I'd like to extend the functionality of the SQL Server connector to support capturing changes from all databases of a given instance by a single connector.
I did some research on Kafka Connect, the current connector implementation, and the SQL Server CDC feature and put together a document with a high-level design proposal:
Unlike the Debezium connector for MySQL which consumes the changes from all databases via a single binlog, the SQL Server connector interacts with the CDC schema which is deployed individually for each database.
At SugarCRM, we have a number of SQL Server instances hosting more than a hundred databases each, the changes from which we'd like to capture using the Debezium connector for SQL Server.
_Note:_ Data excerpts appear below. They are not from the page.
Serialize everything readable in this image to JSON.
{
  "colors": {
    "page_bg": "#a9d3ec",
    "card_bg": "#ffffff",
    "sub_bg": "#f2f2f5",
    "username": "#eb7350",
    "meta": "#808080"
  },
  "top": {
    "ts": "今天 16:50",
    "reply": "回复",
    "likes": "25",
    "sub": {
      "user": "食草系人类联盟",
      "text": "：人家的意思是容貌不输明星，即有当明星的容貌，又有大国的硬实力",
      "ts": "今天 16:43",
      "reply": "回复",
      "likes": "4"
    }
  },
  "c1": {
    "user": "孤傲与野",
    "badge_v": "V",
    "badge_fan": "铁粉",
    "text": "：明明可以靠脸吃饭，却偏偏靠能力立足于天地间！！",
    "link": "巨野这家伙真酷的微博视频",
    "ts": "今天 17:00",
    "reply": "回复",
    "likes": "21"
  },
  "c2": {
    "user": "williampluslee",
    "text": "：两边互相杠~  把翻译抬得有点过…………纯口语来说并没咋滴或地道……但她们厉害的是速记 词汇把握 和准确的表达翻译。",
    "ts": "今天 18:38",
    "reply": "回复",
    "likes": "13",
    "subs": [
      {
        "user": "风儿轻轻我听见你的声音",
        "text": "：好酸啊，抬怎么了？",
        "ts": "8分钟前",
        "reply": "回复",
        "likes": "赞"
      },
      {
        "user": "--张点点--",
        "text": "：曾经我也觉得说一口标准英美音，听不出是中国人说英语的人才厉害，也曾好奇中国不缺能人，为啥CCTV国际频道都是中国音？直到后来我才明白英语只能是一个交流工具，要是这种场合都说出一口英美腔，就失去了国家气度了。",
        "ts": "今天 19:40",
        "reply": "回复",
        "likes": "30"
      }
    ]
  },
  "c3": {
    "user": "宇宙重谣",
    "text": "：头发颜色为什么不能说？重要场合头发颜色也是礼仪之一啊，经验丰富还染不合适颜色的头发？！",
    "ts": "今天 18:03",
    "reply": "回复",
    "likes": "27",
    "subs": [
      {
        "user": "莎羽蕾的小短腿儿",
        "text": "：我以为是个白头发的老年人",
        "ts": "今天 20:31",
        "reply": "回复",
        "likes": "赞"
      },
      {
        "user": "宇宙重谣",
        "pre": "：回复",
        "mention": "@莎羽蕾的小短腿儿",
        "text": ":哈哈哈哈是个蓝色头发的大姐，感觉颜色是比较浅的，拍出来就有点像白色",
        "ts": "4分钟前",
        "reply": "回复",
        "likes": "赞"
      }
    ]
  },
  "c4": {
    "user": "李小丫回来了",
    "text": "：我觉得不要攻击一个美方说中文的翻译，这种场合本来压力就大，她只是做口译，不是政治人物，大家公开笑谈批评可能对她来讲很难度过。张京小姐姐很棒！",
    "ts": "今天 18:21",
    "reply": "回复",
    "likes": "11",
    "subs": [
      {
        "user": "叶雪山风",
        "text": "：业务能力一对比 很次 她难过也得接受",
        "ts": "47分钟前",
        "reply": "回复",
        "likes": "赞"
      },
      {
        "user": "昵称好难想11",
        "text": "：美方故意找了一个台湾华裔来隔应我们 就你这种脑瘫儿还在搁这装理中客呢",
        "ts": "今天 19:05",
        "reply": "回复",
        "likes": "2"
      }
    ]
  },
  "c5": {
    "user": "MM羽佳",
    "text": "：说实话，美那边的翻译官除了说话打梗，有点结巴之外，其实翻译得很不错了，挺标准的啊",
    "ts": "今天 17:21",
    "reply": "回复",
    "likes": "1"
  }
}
Having to deploy a hundred connectors per instance may be suboptimal both from the resourcing and the operations standpoints.
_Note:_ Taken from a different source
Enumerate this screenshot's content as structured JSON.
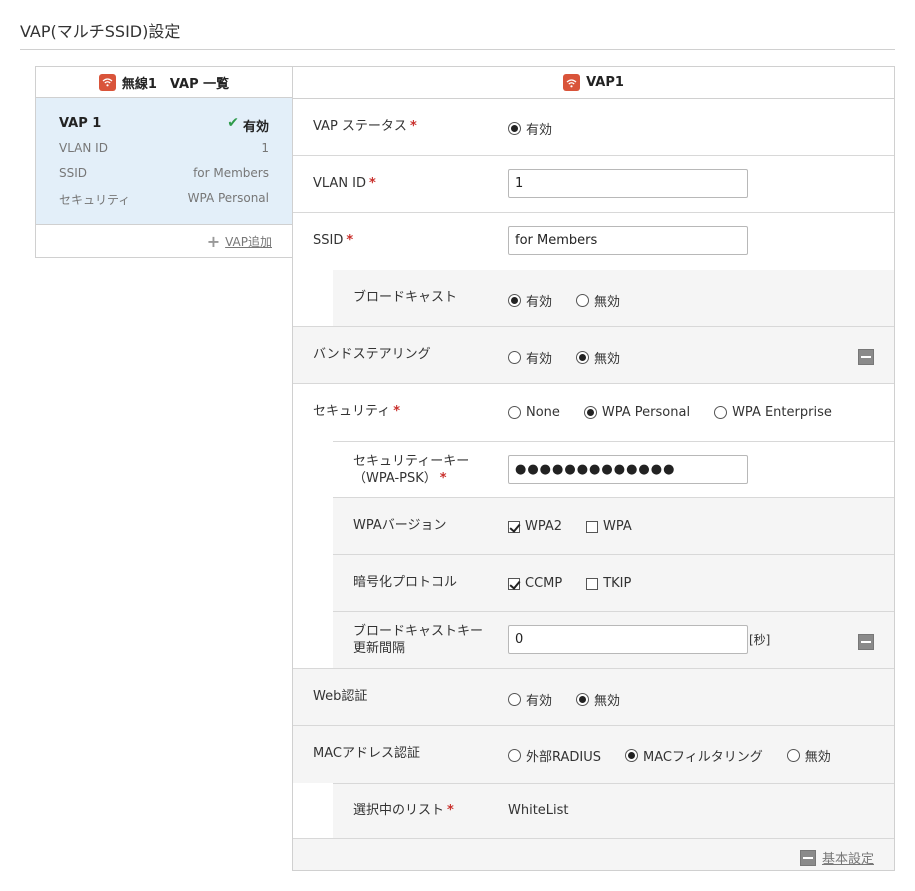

Unlike the MySQL connector which receives events from the server as they get committed to the binlog, the SQL server connector periodically calls certain stored procedures on the server, and if there are new updates, queries them on a per-table basis.
The above "poll and iterate over tables" logic could be extending by adding the "databases" dimension on top of the existing loop.
- Instead of using a fixed database name from the configuration, the connector lists all CDC-enabled databases on the instance. The list can be filtered through the include and exclude lists, similar to the MySQL connector.
- Instead of a single task, the connector can have multiple tasks, each of which will capture the changes from a subset of the databases.
- In addition to (or instead of?) the SERVER_PARTITION_KEY, the keys of the committed offset messages will contain the database name, so Kafka Connect will commit one offset per database, not one offset per connector.
- During iteration over the databases, the connector will either change the active database on the JDBC connection using a USE <dbname> SQL statement or use a fully qualified name for all stored procedures and table names to avoid a dependency on the global connection state.
- Both the data and the metadata connections will have to execute statements against multiple databases.
- Probably, the snapshots of all databases should be done prior to streaming the changes. Given that the snapshot and the CDC phases are coordinated by the connector-agnostic ChangeEventSourceCoordinator, it's not clear how to implement this.
- The ChangeEventSourceCoordinator class, the OffsetContext, and its loader are designed for a single offset per connector/task while in this case, we need multiple offsets per task (one for each database). This seems supported only by the more generic Kafka Connect's OffsetStorageReader.